From deep fake videos created by artificial intelligence to social media influencers who hold sway with young people, political parties in India are using all the tools of the digital age to expand their outreach to voters as the country holds its mammoth general election.
AI-generated images, audio and videos have helped politicians connect directly with tens of thousands of voters. Stalwart political leaders who have died have been resurrected to cash in on their popularity. Deepfake videos of Bollywood stars criticizing Prime Minister Narendra Modi have gone viral before being taken down.
“It’s the first time that AI has been disseminated on such a large scale,” said Divyendra Singh Jadoun, who calls himself the Indian Deepfaker and has had a packed schedule in recent months, creating synthetic content for political parties.
In a country where more than 800 million people are on the internet, how will it impact democracy?

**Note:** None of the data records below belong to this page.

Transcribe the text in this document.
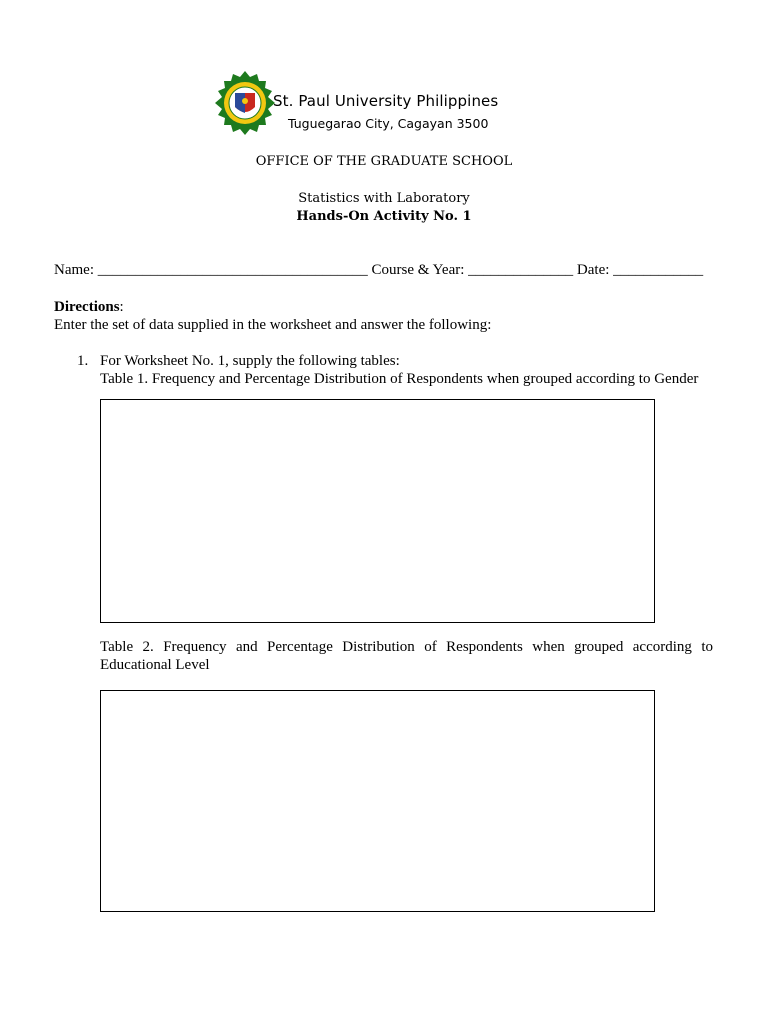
St. Paul University Philippines
Tuguegarao City, Cagayan 3500
OFFICE OF THE GRADUATE SCHOOL
Statistics with Laboratory
Hands-On Activity No. 1
Name: ____________________________________ Course & Year: ______________ Date: ____________
Directions:
Enter the set of data supplied in the worksheet and answer the following:
1. For Worksheet No. 1, supply the following tables:
Table 1. Frequency and Percentage Distribution of Respondents when grouped according to Gender
Table 2. Frequency and Percentage Distribution of Respondents when grouped according to Educational Level
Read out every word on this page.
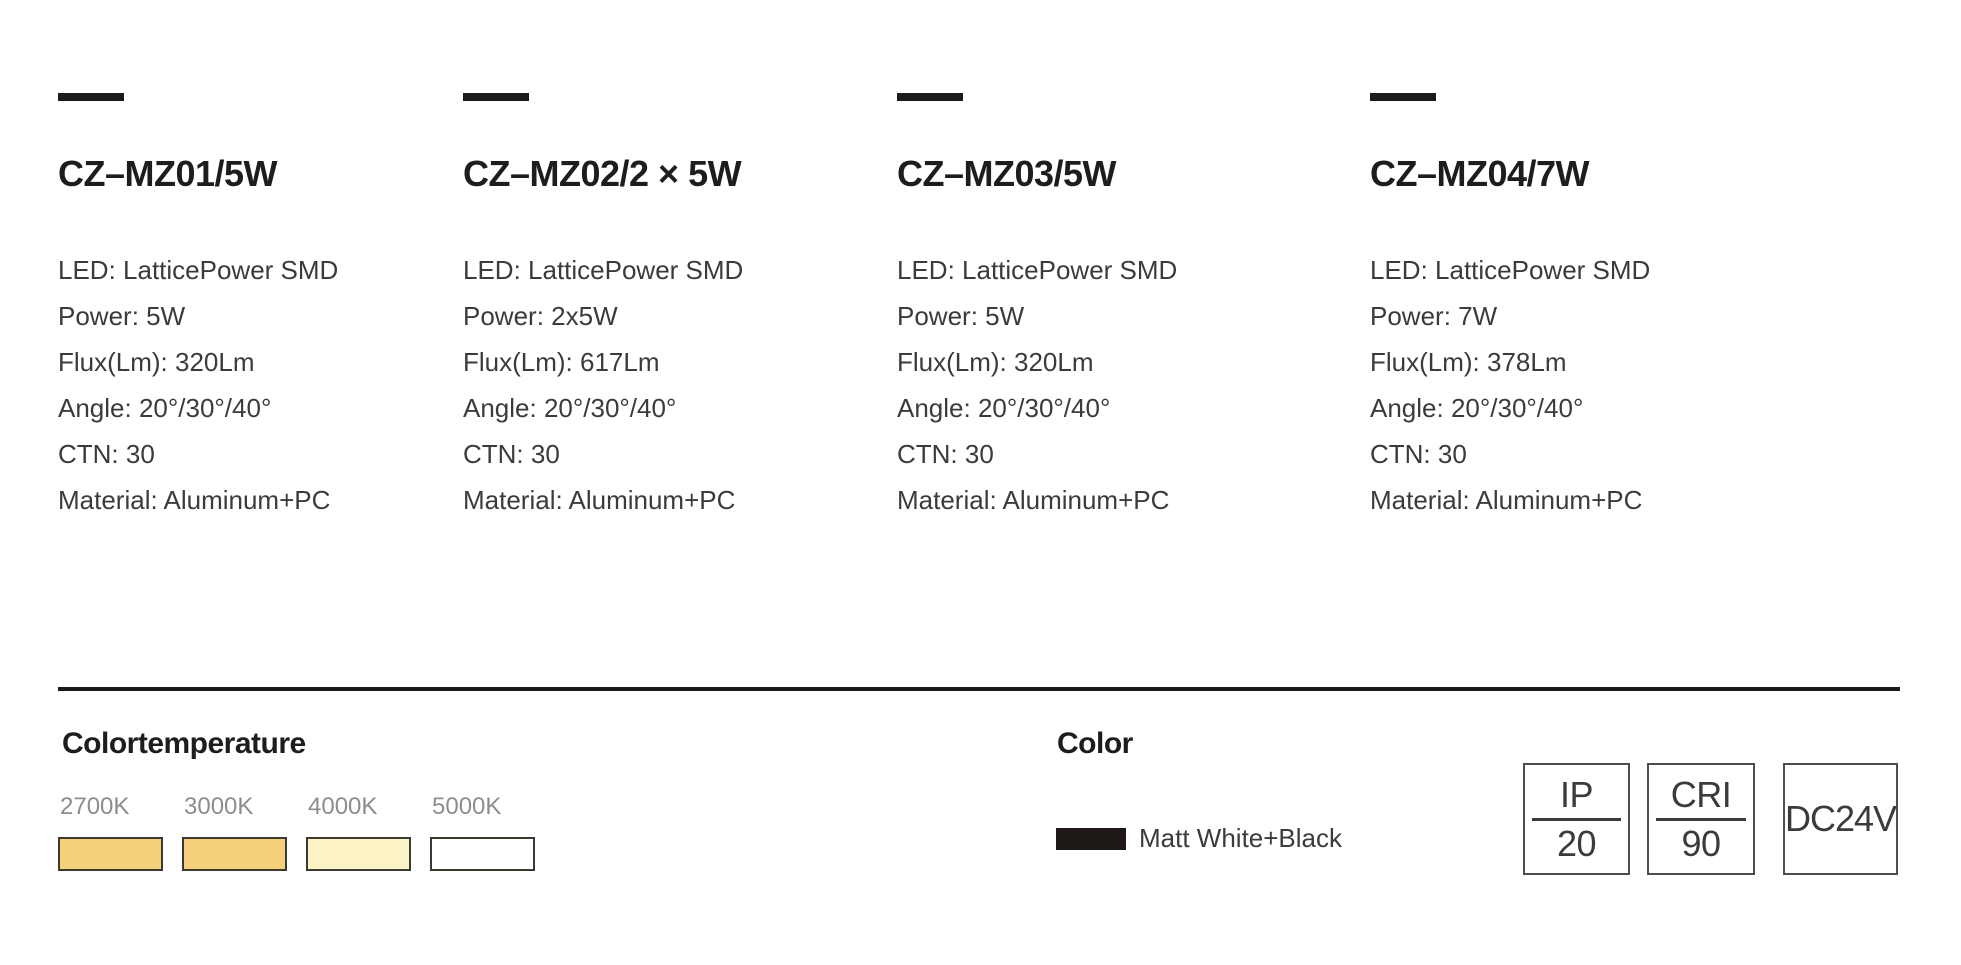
CZ–MZ01/5W
LED: LatticePower SMD
Power: 5W
Flux(Lm): 320Lm
Angle: 20°/30°/40°
CTN: 30
Material: Aluminum+PC
CZ–MZ02/2 × 5W
LED: LatticePower SMD
Power: 2x5W
Flux(Lm): 617Lm
Angle: 20°/30°/40°
CTN: 30
Material: Aluminum+PC
CZ–MZ03/5W
LED: LatticePower SMD
Power: 5W
Flux(Lm): 320Lm
Angle: 20°/30°/40°
CTN: 30
Material: Aluminum+PC
CZ–MZ04/7W
LED: LatticePower SMD
Power: 7W
Flux(Lm): 378Lm
Angle: 20°/30°/40°
CTN: 30
Material: Aluminum+PC
Colortemperature
2700K	3000K	4000K	5000K
Color
Matt White+Black
IP
20
CRI
90
DC24V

“Are these uses significant enough to actually change someone’s vote? That is still an unanswered question,” says Prateek Waghre, executive director of the Internet Freedom Foundation, a digital rights group based in New Delhi. “In the Indian context, you already have political parties relying heavily on pushing certain narratives, misleading messages, etc. Over and above that, how much difference is synthetic content making is a question mark.”
In a country where each parliamentary constituency has about two million voters, Jadoun and his team have created AI avatars that address voters by name to deliver personalized messages to seek their support. Then there are AI-powered chatbots that call constituents in the voices of political leaders.
Plummeting costs have made it possible to do it on a mass scale. “Four years ago, it used to take us several days to create a one-minute AI video. Now anybody, even if they don’t have knowledge of coding, can take one single image of a person and an audio track to create one,” said Jadoun.
During the election campaign in the southern state of Tamil Nadu where voting has now concluded, Muthuvel Karunanidhi, a tall leader of the Dravida Munnetra Kazhagam regional party who died in 2018, was seen in videos wearing his trademark dark glasses praising the leadership of his son, M.K. Stalin, the state’s current chief minister. The idea was to enthuse the party cadres.
Disinformation remains the biggest challenge. Days after India’s phased election got underway last month, two videos that went viral showed Bollywood stars Ranveer Singh and Aamir Khan criticizing the government and seeking votes for the opposition Congress Party. Both were deepfakes.
Another video alleging that opposition Congress Party leader Rahul Gandhi had resigned from the party took social media by storm last month — his AI-generated cloned voice was used to support the claim.
Jadoun said that among the enquiries he receives but turns down are requests to create deep fake videos of political opponents to tarnish their reputations. “A common way is to swap the face of the opponent leader and paste it on to a controversial comment he never made. The second is to clone his voice and make him say something he has never said to discredit him,” he said.
India’s Election Commission has warned political parties against using AI to spread misinformation, but there is little regulation in place.
“You can only create awareness among people,” said Jadoun. “If a video is escalating their emotions, they should pause before sharing it.”
He says he labels his videos “A.I. generated,” and chatbots announce that they are A.I.-generated voices.
AI is also being put to softer uses. In Tamil Nadu, where Modi’s ruling Bharatiya Janata Party (BJP) is trying to establish its footprint in a state far away from the Hindi heartland that the Hindu nationalists dominate, AI generated versions of Modi singing popular Tamil songs helped expand his reach, according to Muralikrishnan Chinnadurai, a fact-checker based in the state.
“These were widely shared. It made people see him as a more approachable, softer leader. While it may not influence older, more politically savvy people, such content has the power to impact young voters,” he said.
AI is not the only new factor in India’s election. In the country with the world’s largest number of people on both YouTube and Instagram, political parties have also mobilized influencers in a campaign to woo voters.
The BJP, a party that was always savvy in its use of social media, is seen as being ahead of others. In March, just about five weeks before the election got underway, Modi handed out awards to 24 prominent social media influencers at the country’s first-ever National Creators Award ceremony to promote “storytellers of a confident, assertive New India.”
Critics saw it as an effort to coopt them in the election campaign and create an incentive for them to endorse the government.
State units of the BJP have been holding influencer meetings to persuade them to spread the message about the work the government has done. In the past year, prominent politicians and ministers have sat down with influencers for interviews.
“It’s a fuzzy and pretty concerning development. The challenge is that these interactions are very different from what you would expect with a journalist,” said Waghre. “It is going to be a very soft conversation where the politician is unlikely to be challenged on claims they make and then that message is being carried to the influencer’s audience exactly as the politician wants it to go.”
He says this tactic is going to be hard to regulate and over time one could result in less reliance on traditional media.